Reynolds-averaged and wall-modelled large-eddy simulations of impinging jets with embedded azimuthal vortices

Abstract

We have performed simulations of an impinging jet with embedded azimuthal vortices, a model of the wake of a helicopter hovering near the ground. This problem has considerable practical importance since, when the landing area is covered with sand or snow, the interaction between the helicopter wake, the rotor-tip vortices and the solid particles on the ground can result in the lift up of a cloud of sediment that limits the pilot’s vision, causing accidents and potentially loss of life.
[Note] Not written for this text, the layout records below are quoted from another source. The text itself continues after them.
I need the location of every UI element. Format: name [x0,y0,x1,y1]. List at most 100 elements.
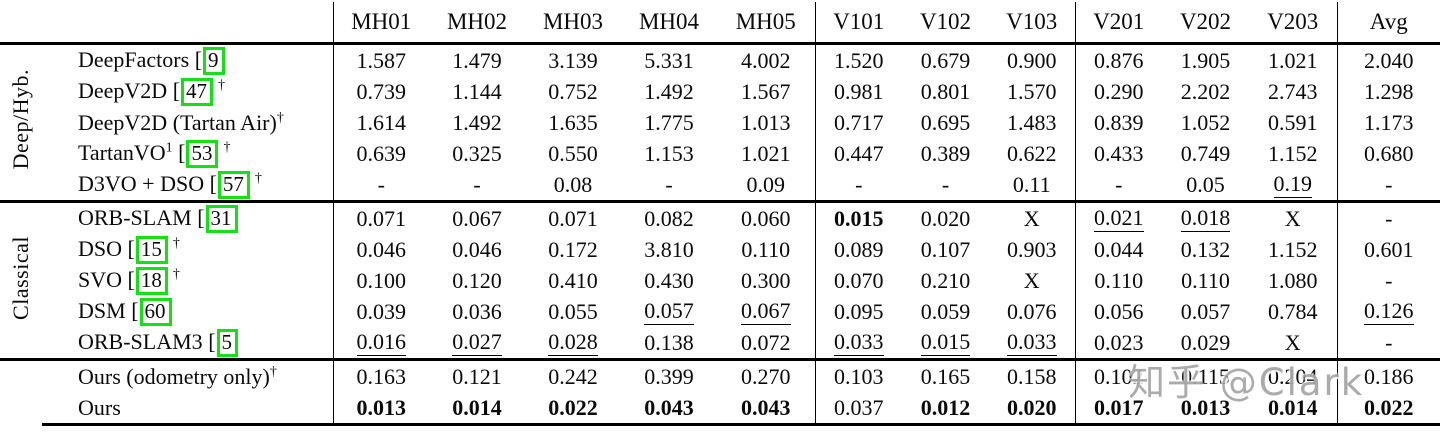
col-header-mh05: MH05 [717,2,815,45]
cell-v201: 0.056 [1074,296,1162,327]
citation-link[interactable]: 18 [135,266,168,295]
cell-mh04: 0.430 [621,265,717,296]
method-name: ORB-SLAM [78,204,192,230]
cell-v203: 0.014 [1249,392,1337,426]
method-label: DeepFactors [9 [42,44,333,77]
cell-value: 0.015 [834,205,884,231]
cell-value: 1.635 [548,109,598,135]
cell-v202: 0.013 [1162,392,1249,426]
cell-v102: 0.695 [902,107,989,138]
cell-value: 0.022 [1364,394,1414,420]
citation-link[interactable]: 60 [139,297,172,326]
cell-v202: 0.132 [1162,234,1249,265]
cell-v101: 0.015 [814,200,902,234]
cell-mh04: 0.043 [621,392,717,426]
cell-value: - [1115,171,1123,197]
cell-value: 0.158 [1007,363,1057,389]
cell-avg: - [1336,169,1440,202]
citation-link[interactable]: 15 [135,235,168,264]
cell-mh01: 0.071 [332,200,429,234]
method-name: SVO [78,266,123,292]
citation-link[interactable]: 5 [216,328,239,357]
cell-value: 1.587 [356,47,407,73]
cell-v203: 0.19 [1249,169,1337,202]
cell-value: 0.120 [452,267,502,293]
cell-value: 0.046 [452,236,502,262]
method-name: D3VO + DSO [78,170,205,196]
cell-value: 0.013 [356,394,407,420]
cell-value: 0.121 [452,363,502,389]
cell-value: 0.027 [452,330,502,357]
cell-v102: 0.012 [902,392,989,426]
citation-link[interactable]: 53 [186,139,219,168]
cell-mh05: 0.072 [717,327,815,360]
cell-v101: 0.717 [814,107,902,138]
cell-avg: 0.022 [1336,392,1440,426]
cell-v102: 0.801 [902,76,989,107]
cell-value: 0.389 [920,140,971,166]
cell-value: 0.110 [741,236,791,262]
cell-mh03: 0.410 [525,265,621,296]
cell-value: X [1023,267,1040,293]
cell-v103: X [989,200,1075,234]
cell-value: 0.095 [834,298,884,324]
cell-mh05: 0.270 [717,358,815,392]
table-row: SVO [18 † 0.100 0.120 0.410 0.430 0.300 0.070 0.… [0,265,1440,296]
group-label-text: Classical [8,235,33,320]
table-row: Classical ORB-SLAM [31 0.071 0.067 0.071 0.08… [0,200,1440,360]
cell-v203: 0.784 [1249,296,1337,327]
cell-mh01: 1.587 [332,43,429,76]
cell-value: 0.020 [920,205,971,231]
cell-v203: 1.152 [1249,234,1337,265]
table-row: TartanVO1 [53 † 0.639 0.325 0.550 1.153 1.021 0… [0,138,1440,169]
cell-v101: 0.095 [814,296,902,327]
citation-link[interactable]: 57 [217,170,250,199]
cell-mh03: 3.139 [525,44,621,77]
citation-link[interactable]: 47 [181,77,214,106]
cell-value: 0.138 [644,329,694,355]
cell-value: 1.520 [834,47,884,73]
cell-value: 1.021 [741,140,791,166]
cell-value: 0.055 [548,298,598,324]
cell-mh04: 5.331 [621,44,717,77]
cell-avg: - [1336,327,1440,360]
cell-v203: 1.152 [1249,138,1337,169]
cell-v203: X [1249,200,1337,234]
cell-value: 0.981 [834,78,884,104]
cell-value: 1.013 [741,109,791,135]
cell-value: 1.567 [741,78,791,104]
method-name: DSM [78,297,126,323]
col-header-mh01: MH01 [332,2,429,45]
cell-v201: 0.023 [1074,327,1162,360]
cell-mh01: 0.163 [332,358,429,392]
cell-value: X [1284,329,1301,355]
cell-mh02: 0.036 [429,296,525,327]
cell-value: 0.132 [1180,236,1231,262]
cell-value: - [941,171,950,197]
cell-mh05: 0.060 [717,200,815,234]
cell-v103: 0.076 [989,296,1075,327]
cell-v201: 0.021 [1074,200,1162,234]
cell-value: 0.072 [741,329,791,355]
cell-value: 0.210 [920,267,971,293]
dagger-mark: † [254,171,262,187]
cell-value: 0.110 [1094,267,1144,293]
col-header-v102: V102 [902,2,989,45]
cell-v102: 0.389 [902,138,989,169]
dagger-mark: † [269,364,277,380]
cell-value: 0.126 [1364,299,1414,326]
cell-value: 1.152 [1268,236,1318,262]
cell-value: 1.483 [1007,109,1057,135]
cell-value: 0.242 [548,363,598,389]
cell-value: 0.037 [834,394,884,420]
cell-value: - [855,171,863,197]
citation-link[interactable]: 9 [203,46,225,75]
citation-link[interactable]: 31 [205,204,238,233]
cell-v101: 0.033 [814,327,902,360]
cell-value: X [1284,205,1301,231]
cell-mh01: 0.739 [332,76,429,107]
cell-value: 0.018 [1180,206,1231,233]
cell-v102: 0.059 [902,296,989,327]
cell-mh02: 0.027 [429,327,525,360]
We compare the results of well-resolved large-eddy simulations (LES) at laboratory scale, with solutions of the Unsteady Reynolds-Averaged Navier–Stokes (URANS) equations with three turbulence models, and also with LES in which the wall layer is modelled (WMLES), using the Delayed Detached Eddy Simulation (DDES) approach, or employing approximate boundary conditions. The URANS solutions do not yield a reliable prediction of the development of the azimuthal vortices (a well-known shortcoming of most eddy-viscosity turbulence models in this type of configuration), while the WMLES and DDES predict vortex decay in good agreement with the resolved LES data. Simulations at a Reynolds number higher by a factor of 20 (intermediate between the laboratory scale and the real configuration) were also carried out. All the simulation methods predict very little effect of the Reynolds number: the flow appears to be driven by the evolution of the large-scale embedded vortices. The trends are the same observed at laboratory-scale: the RANS turbulence models predict a much faster decay of the embedded vortices compared to the WMLES and DDES. The need for reliable experimental data is highlighted.